Even in these straitened times, it seems there are folks who need a discreet place where they can announce they are anxious to hire a lady's maid, and expect to get a sensible reply.
Well, if you belong to that select set, Georgina Pattinson of the BBC News has glad tidings for you. A 124-year-old magazine is exactly what you want.
This is The Lady, first published in 1885, and positively refusing to age. It was originally launched "to deal with the many subjects in which Ladies are interested, in a manner at once fully and completely, yet not tiresome: to provide information without dullness and entertainment without vulgarity," and continues to cling to this dignified stance. It is the place to advertise for a nanny, and expect to get Mary Poppins.
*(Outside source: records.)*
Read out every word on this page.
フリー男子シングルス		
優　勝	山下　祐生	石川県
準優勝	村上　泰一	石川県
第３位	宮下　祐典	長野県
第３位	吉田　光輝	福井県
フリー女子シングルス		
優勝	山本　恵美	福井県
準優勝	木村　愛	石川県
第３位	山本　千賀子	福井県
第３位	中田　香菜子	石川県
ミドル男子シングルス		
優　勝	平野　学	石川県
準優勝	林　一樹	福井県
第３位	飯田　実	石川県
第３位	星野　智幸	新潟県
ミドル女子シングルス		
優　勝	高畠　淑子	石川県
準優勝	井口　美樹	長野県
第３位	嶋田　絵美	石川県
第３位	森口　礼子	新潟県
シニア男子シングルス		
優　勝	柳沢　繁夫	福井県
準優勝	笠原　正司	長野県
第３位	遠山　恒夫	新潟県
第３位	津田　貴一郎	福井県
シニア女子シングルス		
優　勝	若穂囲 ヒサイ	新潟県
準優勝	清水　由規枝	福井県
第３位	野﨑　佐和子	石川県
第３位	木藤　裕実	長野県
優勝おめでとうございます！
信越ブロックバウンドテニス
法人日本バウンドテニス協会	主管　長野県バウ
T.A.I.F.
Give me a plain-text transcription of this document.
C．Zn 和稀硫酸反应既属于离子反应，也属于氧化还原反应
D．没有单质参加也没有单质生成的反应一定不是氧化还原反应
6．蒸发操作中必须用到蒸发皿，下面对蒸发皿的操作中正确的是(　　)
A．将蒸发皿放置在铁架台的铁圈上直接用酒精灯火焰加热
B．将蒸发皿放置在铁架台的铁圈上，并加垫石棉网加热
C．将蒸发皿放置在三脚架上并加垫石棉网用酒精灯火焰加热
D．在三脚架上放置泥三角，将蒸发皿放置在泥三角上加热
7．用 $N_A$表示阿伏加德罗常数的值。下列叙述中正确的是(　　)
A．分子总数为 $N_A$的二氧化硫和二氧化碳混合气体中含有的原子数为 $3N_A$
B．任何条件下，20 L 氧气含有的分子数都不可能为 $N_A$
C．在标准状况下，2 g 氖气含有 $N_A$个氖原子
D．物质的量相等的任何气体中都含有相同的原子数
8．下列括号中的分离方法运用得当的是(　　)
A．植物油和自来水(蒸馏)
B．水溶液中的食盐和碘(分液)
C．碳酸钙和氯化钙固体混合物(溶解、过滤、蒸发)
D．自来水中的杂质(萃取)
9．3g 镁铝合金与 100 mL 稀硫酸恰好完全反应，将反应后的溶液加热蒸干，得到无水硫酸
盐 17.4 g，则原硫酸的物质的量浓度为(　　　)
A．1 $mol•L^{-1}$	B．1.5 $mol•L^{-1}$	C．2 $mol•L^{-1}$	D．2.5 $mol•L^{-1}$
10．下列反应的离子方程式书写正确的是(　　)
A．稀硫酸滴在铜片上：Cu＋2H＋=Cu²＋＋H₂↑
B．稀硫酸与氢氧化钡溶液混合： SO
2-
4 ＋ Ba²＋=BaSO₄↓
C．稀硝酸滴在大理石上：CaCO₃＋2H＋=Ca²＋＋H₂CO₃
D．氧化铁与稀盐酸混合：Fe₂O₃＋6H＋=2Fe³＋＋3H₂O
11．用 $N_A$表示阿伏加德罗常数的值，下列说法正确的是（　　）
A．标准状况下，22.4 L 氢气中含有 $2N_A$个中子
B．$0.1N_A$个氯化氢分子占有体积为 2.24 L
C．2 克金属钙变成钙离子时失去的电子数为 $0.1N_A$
Set demurely amongst recipes for such nostalgic items as homemade chutney, pleas for domestic help look positively Edwardian. The current issue features advertisements ranging from a request for applications from couples who are willing to look after "a large estate," to cordon bleu school graduates who are willing to shift their culinary skills from Gloucestershire to W11, London, at their employer's whim. For the adventurous minded, there is the advertisement for a housekeeper in Jeddah, Saudi Arabia, though there is the stern requirement that she "must be able to organise and prepare for large banquets."
Stella Gibbons, author of the hilarious Cold Comfort Farm, was a regular contributor, and that sniffish arbiter of social manners, Nancy Mitford, was another -- but that was back in the days when the magazine was priced at sixpence. Now, it costs a more modern sum -- and yes, it has a website.